Viewing Blocked and Protected Flows

The NSX-IPFIX integration enables the visibility of the blocked and protected flows in the system.
The basic filters in the
Security Planning
page are as follows:
  • All allowed flows
    : To see all the flows where firewall rules are set as
    Allowed
    , select this option. The
    All allowed flows
    option is the default option.
  • Dropped flows
    : This option helps to detect the dropped flows and planning the security in a better way.
  • Protected allowed flows
    : This option helps to detect all the flows which have a rule other than of the type
    any(source)
    any(dest)
    any(service)
    allow
    associated with it. Such flows are known as protected flows.
  • All unprotected flows
    : This option helps to detect all the flows that have the default rules of the type
    any(source)
    any(dest)
    any(service)
    allow
    . Such flows are known as unprotected flows.
The firewall rules are visible only for the allowed and unprotected flows.

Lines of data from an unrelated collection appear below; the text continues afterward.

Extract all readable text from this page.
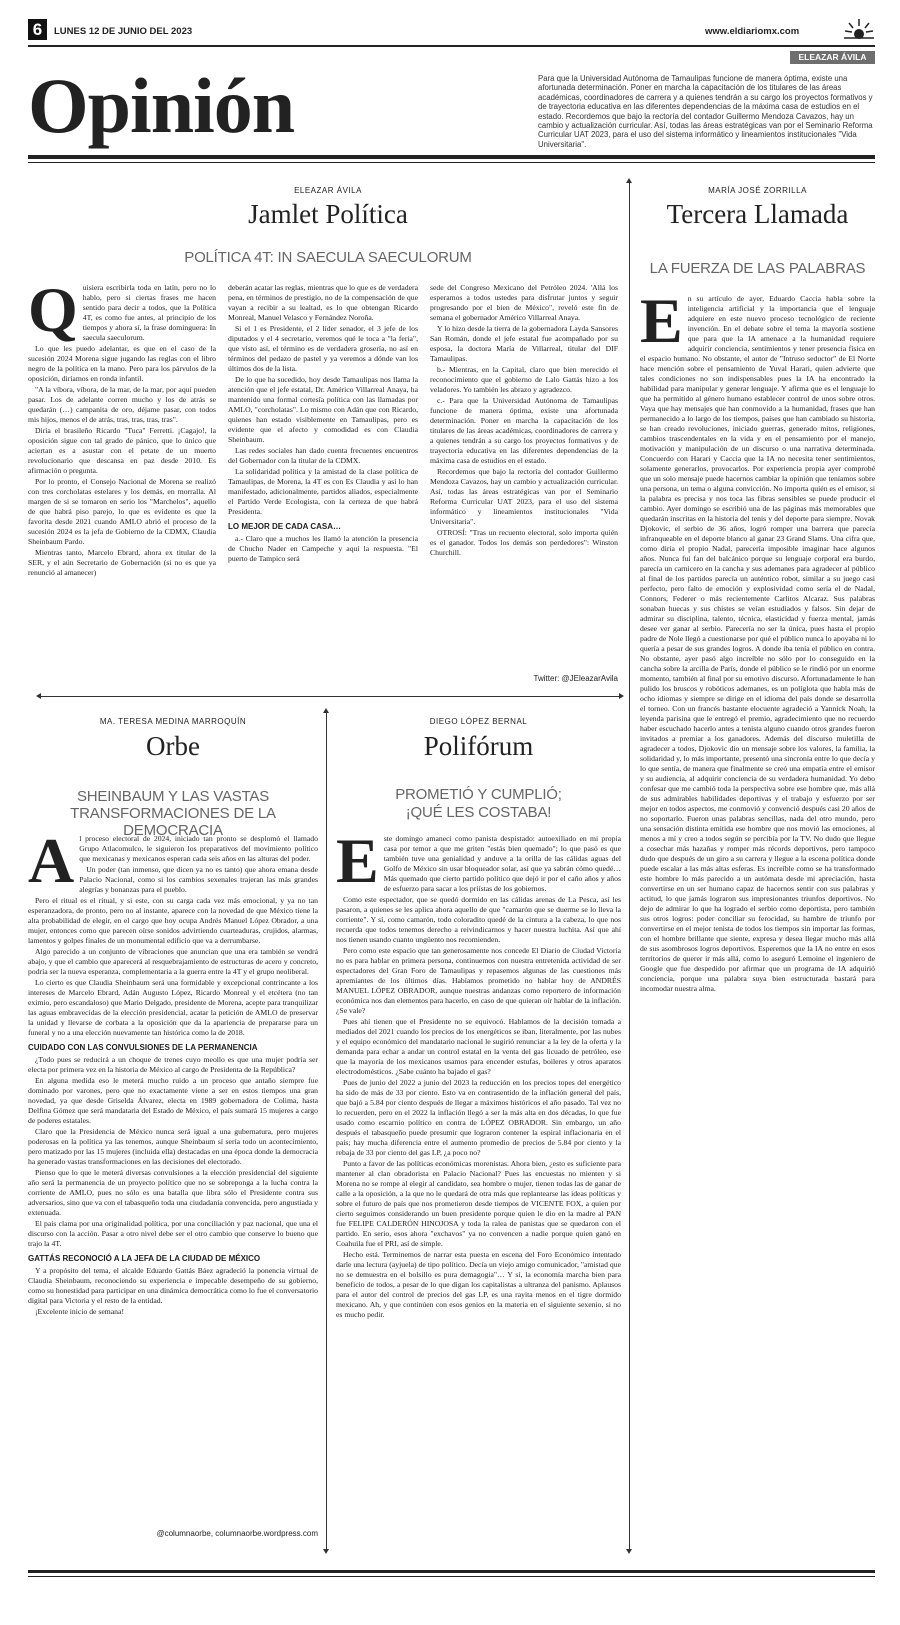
6	LUNES 12 DE JUNIO DEL 2023	www.eldiariomx.com
ELEAZAR ÁVILA
Opinión	Para que la Universidad Autónoma de Tamaulipas funcione de manera óptima, existe una afortunada determinación. Poner en marcha la capacitación de los titulares de las áreas académicas, coordinadores de carrera y a quienes tendrán a su cargo los proyectos formativos y de trayectoria educativa en las diferentes dependencias de la máxima casa de estudios en el estado. Recordemos que bajo la rectoría del contador Guillermo Mendoza Cavazos, hay un cambio y actualización curricular. Así, todas las áreas estratégicas van por el Seminario Reforma Curricular UAT 2023, para el uso del sistema informático y lineamientos institucionales "Vida Universitaria".
ELEAZAR ÁVILA
Jamlet Política
POLÍTICA 4T: IN SAECULA SAECULORUM
Q uisiera escribirla toda en latín, pero no lo hablo, pero si ciertas frases me hacen sentido para decir a todos, que la Política 4T, es como fue antes, al principio de los tiempos y ahora sí, la frase dominguera: In saecula saeculorum.

Lo que les puedo adelantar, es que en el caso de la sucesión 2024 Morena sigue jugando las reglas con el libro negro de la política en la mano. Pero para los párvulos de la oposición, diríamos en ronda infantil.

"A la víbora, víbora, de la mar, de la mar, por aquí pueden pasar. Los de adelante corren mucho y los de atrás se quedarán (…) campanita de oro, déjame pasar, con todos mis hijos, menos el de atrás, tras, tras, tras, tras".

Diría el brasileño Ricardo "Tuca" Ferretti. ¡Cagajo!, la oposición sigue con tal grado de pánico, que lo único que aciertan es a asustar con el petate de un muerto revolucionario que descansa en paz desde 2010. Es afirmación o pregunta.

Por lo pronto, el Consejo Nacional de Morena se realizó con tres corcholatas estelares y los demás, en morralla. Al margen de si se tomaron en serio los "Marchelos", aquello de que habrá piso parejo, lo que es evidente es que la favorita desde 2021 cuando AMLO abrió el proceso de la sucesión 2024 es la jefa de Gobierno de la CDMX, Claudia Sheinbaum Pardo.

Mientras tanto, Marcelo Ebrard, ahora ex titular de la SER, y el aún Secretario de Gobernación (si no es que ya renunció al amanecer)

deberán acatar las reglas, mientras que lo que es de verdadera pena, en términos de prestigio, no de la compensación de que vayan a recibir a su lealtad, es lo que obtengan Ricardo Monreal, Manuel Velasco y Fernández Noroña.

Si el 1 es Presidente, el 2 líder senador, el 3 jefe de los diputados y el 4 secretario, veremos qué le toca a "la feria", que visto así, el término es de verdadera grosería, no así en términos del pedazo de pastel y ya veremos a dónde van los últimos dos de la lista.

De lo que ha sucedido, hoy desde Tamaulipas nos llama la atención que el jefe estatal, Dr. Américo Villarreal Anaya, ha mantenido una formal cortesía política con las llamadas por AMLO, "corcholatas". Lo mismo con Adán que con Ricardo, quienes han estado visiblemente en Tamaulipas, pero es evidente que el afecto y comodidad es con Claudia Sheinbaum.

Las redes sociales han dado cuenta frecuentes encuentros del Gobernador con la titular de la CDMX.

La solidaridad política y la amistad de la clase política de Tamaulipas, de Morena, la 4T es con Es Claudia y así lo han manifestado, adicionalmente, partidos aliados, especialmente el Partido Verde Ecologista, con la certeza de que habrá Presidenta.

LO MEJOR DE CADA CASA…

a.- Claro que a muchos les llamó la atención la presencia de Chucho Nader en Campeche y aquí la respuesta. "El puerto de Tampico será

sede del Congreso Mexicano del Petróleo 2024. 'Allá los esperamos a todos ustedes para disfrutar juntos y seguir progresando por el bien de México", reveló este fin de semana el gobernador Américo Villarreal Anaya.

Y lo hizo desde la tierra de la gobernadora Layda Sansores San Román, donde el jefe estatal fue acompañado por su esposa, la doctora María de Villarreal, titular del DIF Tamaulipas.

b.- Mientras, en la Capital, claro que bien merecido el reconocimiento que el gobierno de Lalo Gattás hizo a los veladores. Yo también les abrazo y agradezco.

c.- Para que la Universidad Autónoma de Tamaulipas funcione de manera óptima, existe una afortunada determinación. Poner en marcha la capacitación de los titulares de las áreas académicas, coordinadores de carrera y a quienes tendrán a su cargo los proyectos formativos y de trayectoria educativa en las diferentes dependencias de la máxima casa de estudios en el estado.

Recordemos que bajo la rectoría del contador Guillermo Mendoza Cavazos, hay un cambio y actualización curricular. Así, todas las áreas estratégicas van por el Seminario Reforma Curricular UAT 2023, para el uso del sistema informático y lineamientos institucionales "Vida Universitaria".

OTROSÍ: "Tras un recuento electoral, solo importa quién es el ganador. Todos los demás son perdedores": Winston Churchill.

Twitter: @JEleazarAvila
MARÍA JOSÉ ZORRILLA
Tercera Llamada
LA FUERZA DE LAS PALABRAS
E n su artículo de ayer, Eduardo Caccia habla sobre la inteligencia artificial y la importancia que el lenguaje adquiere en este nuevo proceso tecnológico de reciente invención. En el debate sobre el tema la mayoría sostiene que para que la IA amenace a la humanidad requiere adquirir conciencia, sentimientos y tener presencia física en el espacio humano. No obstante, el autor de "Intruso seductor" de El Norte hace mención sobre el pensamiento de Yuval Harari, quien advierte que tales condiciones no son indispensables pues la IA ha encontrado la habilidad para manipular y generar lenguaje. Y afirma que es el lenguaje lo que ha permitido al género humano establecer control de unos sobre otros. Vaya que hay mensajes que han conmovido a la humanidad, frases que han permanecido a lo largo de los tiempos, países que han cambiado su historia, se han creado revoluciones, iniciado guerras, generado mitos, religiones, cambios trascendentales en la vida y en el pensamiento por el manejo, motivación y manipulación de un discurso o una narrativa determinada. Concuerdo con Harari y Caccia que la IA no necesita tener sentimientos, solamente generarlos, provocarlos. Por experiencia propia ayer comprobé que un solo mensaje puede hacernos cambiar la opinión que teníamos sobre una persona, un tema o alguna convicción. No importa quién es el emisor, si la palabra es precisa y nos toca las fibras sensibles se puede producir el cambio. Ayer domingo se escribió una de las páginas más memorables que quedarán inscritas en la historia del tenis y del deporte para siempre. Novak Djokovic, el serbio de 36 años, logró romper una barrera que parecía infranqueable en el deporte blanco al ganar 23 Grand Slams. Una cifra que, como diría el propio Nadal, parecería imposible imaginar hace algunos años. Nunca fui fan del balcánico porque su lenguaje corporal era burdo, parecía un carnicero en la cancha y sus ademanes para agradecer al público al final de los partidos parecía un auténtico robot, similar a su juego casi perfecto, pero falto de emoción y explosividad como sería el de Nadal, Connors, Federer o más recientemente Carlitos Alcaraz. Sus palabras sonaban huecas y sus chistes se veían estudiados y falsos. Sin dejar de admirar su disciplina, talento, técnica, elasticidad y fuerza mental, jamás desee ver ganar al serbio. Parecería no ser la única, pues hasta el propio padre de Nole llegó a cuestionarse por qué el público nunca lo apoyaba ni lo quería a pesar de sus grandes logros. A donde iba tenía el público en contra. No obstante, ayer pasó algo increíble no sólo por lo conseguido en la cancha sobre la arcilla de París, donde el público se le rindió por un enorme momento, también al final por su emotivo discurso. Afortunadamente le han pulido los bruscos y robóticos ademanes, es un políglota que habla más de ocho idiomas y siempre se dirige en el idioma del país donde se desarrolla el torneo. Con un francés bastante elocuente agradeció a Yannick Noah, la leyenda parisina que le entregó el premio, agradecimiento que no recuerdo haber escuchado hacerlo antes a tenista alguno cuando otros grandes fueron invitados a premiar a los ganadores. Además del discurso muletilla de agradecer a todos, Djokovic dio un mensaje sobre los valores, la familia, la solidaridad y, lo más importante, presentó una sincronía entre lo que decía y lo que sentía, de manera que finalmente se creó una empatía entre el emisor y su audiencia, al adquirir conciencia de su verdadera humanidad. Yo debo confesar que me cambió toda la perspectiva sobre ese hombre que, más allá de sus admirables habilidades deportivas y el trabajo y esfuerzo por ser mejor en todos aspectos, me conmovió y convenció después casi 20 años de no soportarlo. Fueron unas palabras sencillas, nada del otro mundo, pero una sensación distinta emitida ese hombre que nos movió las emociones, al menos a mí y creo a todos según se percibía por la TV. No dudo que llegue a cosechar más hazañas y romper más récords deportivos, pero tampoco dudo que después de un giro a su carrera y llegue a la escena política donde puede escalar a las más altas esferas. Es increíble como se ha transformado este hombre lo más parecido a un autómata desde mi apreciación, hasta convertirse en un ser humano capaz de hacernos sentir con sus palabras y actitud, lo que jamás lograron sus impresionantes triunfos deportivos. No dejo de admirar lo que ha logrado el serbio como deportista, pero también sus otros logros: poder conciliar su ferocidad, su hambre de triunfo por convertirse en el mejor tenista de todos los tiempos sin importar las formas, con el hombre brillante que siente, expresa y desea llegar mucho más allá de sus asombrosos logros deportivos. Esperemos que la IA no entre en esos territorios de querer ir más allá, como lo aseguró Lemoine el ingeniero de Google que fue despedido por afirmar que un programa de IA adquirió conciencia, porque una palabra suya bien estructurada bastará para incomodar nuestra alma.

MA. TERESA MEDINA MARROQUÍN
Orbe
SHEINBAUM Y LAS VASTAS TRANSFORMACIONES DE LA DEMOCRACIA
A l proceso electoral de 2024, iniciado tan pronto se desplomó el llamado Grupo Atlacomulco, le siguieron los preparativos del movimiento político que mexicanas y mexicanos esperan cada seis años en las alturas del poder.

Un poder (tan inmenso, que dicen ya no es tanto) que ahora emana desde Palacio Nacional, como si los cambios sexenales trajeran las más grandes alegrías y bonanzas para el pueblo.

Pero el ritual es el ritual, y si este, con su carga cada vez más emocional, y ya no tan esperanzadora, de pronto, pero no al instante, aparece con la novedad de que México tiene la alta probabilidad de elegir, en el cargo que hoy ocupa Andrés Manuel López Obrador, a una mujer, entonces como que parecen oírse sonidos advirtiendo cuarteaduras, crujidos, alarmas, lamentos y golpes finales de un monumental edificio que va a derrumbarse.

Algo parecido a un conjunto de vibraciones que anuncian que una era también se vendrá abajo, y que el cambio que aparecerá al resquebrajamiento de estructuras de acero y concreto, podría ser la nueva esperanza, complementaria a la guerra entre la 4T y el grupo neoliberal.

Lo cierto es que Claudia Sheinbaum será una formidable y excepcional contrincante a los intereses de Marcelo Ebrard, Adán Augusto López, Ricardo Monreal y el etcétera (no tan eximio, pero escandaloso) que Mario Delgado, presidente de Morena, acepte para tranquilizar las aguas embravecidas de la elección presidencial, acatar la petición de AMLO de preservar la unidad y llevarse de corbata a la oposición que da la apariencia de prepararse para un funeral y no a una elección nuevamente tan histórica como la de 2018.

CUIDADO CON LAS CONVULSIONES DE LA PERMANENCIA

¿Todo pues se reducirá a un choque de trenes cuyo meollo es que una mujer podría ser electa por primera vez en la historia de México al cargo de Presidenta de la República?

En alguna medida eso le meterá mucho ruido a un proceso que antaño siempre fue dominado por varones, pero que no exactamente viene a ser en estos tiempos una gran novedad, ya que desde Griselda Álvarez, electa en 1989 gobernadora de Colima, hasta Delfina Gómez que será mandataria del Estado de México, el país sumará 15 mujeres a cargo de poderes estatales.

Claro que la Presidencia de México nunca será igual a una gubernatura, pero mujeres poderosas en la política ya las tenemos, aunque Sheinbaum sí sería todo un acontecimiento, pero matizado por las 15 mujeres (incluida ella) destacadas en una época donde la democracia ha generado vastas transformaciones en las decisiones del electorado.

Pienso que lo que le meterá diversas convulsiones a la elección presidencial del siguiente año será la permanencia de un proyecto político que no se sobreponga a la lucha contra la corriente de AMLO, pues no sólo es una batalla que libra sólo el Presidente contra sus adversarios, sino que va con el tabasqueño toda una ciudadanía convencida, pero angustiada y extenuada.

El país clama por una originalidad política, por una conciliación y paz nacional, que una el discurso con la acción. Pasar a otro nivel debe ser el otro cambio que conserve lo bueno que trajo la 4T.

GATTÁS RECONOCIÓ A LA JEFA DE LA CIUDAD DE MÉXICO

Y a propósito del tema, el alcalde Eduardo Gattás Báez agradeció la ponencia virtual de Claudia Sheinbaum, reconociendo su experiencia e impecable desempeño de su gobierno, como su honestidad para participar en una dinámica democrática como lo fue el conversatorio digital para Victoria y el resto de la entidad.

¡Excelente inicio de semana!

@columnaorbe, columnaorbe.wordpress.com
DIEGO LÓPEZ BERNAL
Polifórum
PROMETIÓ Y CUMPLIÓ;
¡QUÉ LES COSTABA!
E ste domingo amaneci como panista despistado: autoexiliado en mi propia casa por temor a que me griten "estás bien quemado"; lo que pasó es que también tuve una genialidad y anduve a la orilla de las cálidas aguas del Golfo de México sin usar bloqueador solar, así que ya sabrán cómo quedé… Más quemado que cierto partido político que dejó ir por el caño años y años de esfuerzo para sacar a los priístas de los gobiernos.

Como este espectador, que se quedó dormido en las cálidas arenas de La Pesca, así les pasaron, a quienes se les aplica ahora aquello de que "camarón que se duerme se lo lleva la corriente". Y sí, como camarón, todo coloradito quedé de la cintura a la cabeza, lo que nos recuerda que todos tenemos derecho a reivindicarnos y hacer nuestra luchita. Así que ahí nos tienen usando cuanto ungüento nos recomienden.

Pero como este espacio que tan generosamente nos concede El Diario de Ciudad Victoria no es para hablar en primera persona, continuemos con nuestra entretenida actividad de ser espectadores del Gran Foro de Tamaulipas y repasemos algunas de las cuestiones más apremiantes de los últimos días. Habíamos prometido no hablar hoy de ANDRÉS MANUEL LÓPEZ OBRADOR, aunque nuestras andanzas como reportero de información económica nos dan elementos para hacerlo, en caso de que quieran oír hablar de la inflación. ¿Se vale?

Pues ahí tienen que el Presidente no se equivocó. Hablamos de la decisión tomada a mediados del 2021 cuando los precios de los energéticos se iban, literalmente, por las nubes y el equipo económico del mandatario nacional le sugirió renunciar a la ley de la oferta y la demanda para echar a andar un control estatal en la venta del gas licuado de petróleo, ese que la mayoría de los mexicanos usamos para encender estufas, boileres y otros aparatos electrodomésticos. ¿Sabe cuánto ha bajado el gas?

Pues de junio del 2022 a junio del 2023 la reducción en los precios topes del energético ha sido de más de 33 por ciento. Esto va en contrasentido de la inflación general del país, que bajó a 5.84 por ciento después de llegar a máximos históricos el año pasado. Tal vez no lo recuerden, pero en el 2022 la inflación llegó a ser la más alta en dos décadas, lo que fue usado como escarnio político en contra de LÓPEZ OBRADOR. Sin embargo, un año después el tabasqueño puede presumir que lograron contener la espiral inflacionaria en el país; hay mucha diferencia entre el aumento promedio de precios de 5.84 por ciento y la rebaja de 33 por ciento del gas LP, ¿a poco no?

Punto a favor de las políticas económicas morenistas. Ahora bien, ¿esto es suficiente para mantener al clan obradorista en Palacio Nacional? Pues las encuestas no mienten y si Morena no se rompe al elegir al candidato, sea hombre o mujer, tienen todas las de ganar de calle a la oposición, a la que no le quedará de otra más que replantearse las ideas políticas y sobre el futuro de país que nos prometieron desde tiempos de VICENTE FOX, a quien por cierto seguimos considerando un buen presidente porque quien le dio en la madre al PAN fue FELIPE CALDERÓN HINOJOSA y toda la ralea de panistas que se quedaron con el partido. En serio, esos ahora "exchavos" ya no convencen a nadie porque quien ganó en Coahuila fue el PRI, así de simple.

Hecho está. Terminemos de narrar esta puesta en escena del Foro Económico intentado darle una lectura (ayjuela) de tipo político. Decía un viejo amigo comunicador, "amistad que no se demuestra en el bolsillo es pura demagogia"… Y sí, la economía marcha bien para beneficio de todos, a pesar de lo que digan los capitalistas a ultranza del panismo. Aplausos para el autor del control de precios del gas LP, es una rayita menos en el tigre dormido mexicano. Ah, y que continúen con esos genios en la materia en el siguiente sexenio, si no es mucho pedir.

For example, if you are in the planning phase and you want to see the allowed flows in the system, perform the following steps:
  1. On the Micro-Segmentation Planning page, for a particular group, select
    All Allowed Flows
    from the drop-down menu.
  2. Click the dropped flows in the topology diagram to see the corresponding recommended firewall rules.
  3. Implement those firewall rules by exporting them into the NSX manager.
The user interface of the Micro-Segmentation Planning page where the All
					Allowed Flows option is selected from the Flow Type drop-down menu.